Craig Stewart: We’re very proud of being the first in our industry to apply machine learning to enterprise integration. The technology, called Iris, uses advanced algorithms to learn from metadata elements and data flows through our Enterprise Integration Cloud. It’s a recommendation engine providing step-by-step guidance as our users assemble integration pipelines, improving the speed and quality of integrations across data, applications, and business processes.

Essentially it takes a lot of burden off of programmers by automating many of those highly repetitive development tasks and eliminating those integration backlogs that can stifle new deployments. It also helps new users learn and get productive quickly with our platform.

How does AI assist big data analytics?

Craig Stewart: It’s enabling companies to do more with their big data analytics projects, and a lot quicker. So whether it’s using AI for the data analysis itself or to integrate, manage and maintain data sets, there are numerous applications for it.

Something we see as really critical within this is the use of AI to free up teams from those rote repetitive, time-intensive data tasks. By using AI to automate those tasks it allows teams to spend more time focusing on the output from the data analytics activity and its value in the decision-making process.

Anything else you would like to add?

Craig Stewart: Data is only getting bigger, faster, and more complex, so getting a handle on how to best wrangle, manage and use this data is critical to success. With the increasing volume and variety of data, along with the rise of cloud apps, AI and IoT, it is more important than ever that businesses are collecting, managing and analysing all of this data smartly and efficiently.
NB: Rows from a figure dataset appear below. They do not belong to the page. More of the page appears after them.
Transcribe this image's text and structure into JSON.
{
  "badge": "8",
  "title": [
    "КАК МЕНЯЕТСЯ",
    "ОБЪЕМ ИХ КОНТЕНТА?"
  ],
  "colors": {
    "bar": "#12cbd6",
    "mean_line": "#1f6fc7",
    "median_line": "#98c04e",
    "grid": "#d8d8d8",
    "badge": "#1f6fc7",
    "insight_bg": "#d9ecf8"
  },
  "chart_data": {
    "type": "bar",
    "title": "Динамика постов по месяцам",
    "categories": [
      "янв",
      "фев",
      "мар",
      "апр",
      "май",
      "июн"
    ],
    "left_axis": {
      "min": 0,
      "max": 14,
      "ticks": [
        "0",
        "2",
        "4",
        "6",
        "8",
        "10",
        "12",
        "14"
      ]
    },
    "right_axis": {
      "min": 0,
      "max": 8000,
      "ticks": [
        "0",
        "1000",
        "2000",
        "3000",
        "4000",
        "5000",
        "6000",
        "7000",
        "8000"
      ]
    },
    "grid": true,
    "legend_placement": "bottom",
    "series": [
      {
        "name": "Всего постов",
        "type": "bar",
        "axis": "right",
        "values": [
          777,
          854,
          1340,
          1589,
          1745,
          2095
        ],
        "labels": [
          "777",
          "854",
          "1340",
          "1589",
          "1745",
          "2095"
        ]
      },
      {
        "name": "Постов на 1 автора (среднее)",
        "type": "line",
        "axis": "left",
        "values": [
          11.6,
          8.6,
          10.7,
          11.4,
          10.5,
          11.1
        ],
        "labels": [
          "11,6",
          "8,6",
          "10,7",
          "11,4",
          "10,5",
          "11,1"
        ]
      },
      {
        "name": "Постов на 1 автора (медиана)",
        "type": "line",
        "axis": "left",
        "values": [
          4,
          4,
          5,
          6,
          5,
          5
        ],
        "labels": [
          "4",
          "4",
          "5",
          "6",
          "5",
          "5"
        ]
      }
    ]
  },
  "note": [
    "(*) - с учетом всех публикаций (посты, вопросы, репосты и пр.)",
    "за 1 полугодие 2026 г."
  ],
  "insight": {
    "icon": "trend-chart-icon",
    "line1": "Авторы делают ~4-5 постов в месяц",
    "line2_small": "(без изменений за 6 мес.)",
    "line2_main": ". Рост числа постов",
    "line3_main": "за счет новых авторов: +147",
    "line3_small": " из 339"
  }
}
I would add, as businesses look to migrate their big data to the cloud – and they should absolutely be doing this – it would be wise to investigate a multi-cloud strategy. The major cloud providers have distinct strengths, and capabilities are being added every day, so you want to find the right cloud platform for the right job while retaining flexibility and control. Multi-cloud is definitely the way forward – businesses should experiment using different platforms to see what combinations work best for them.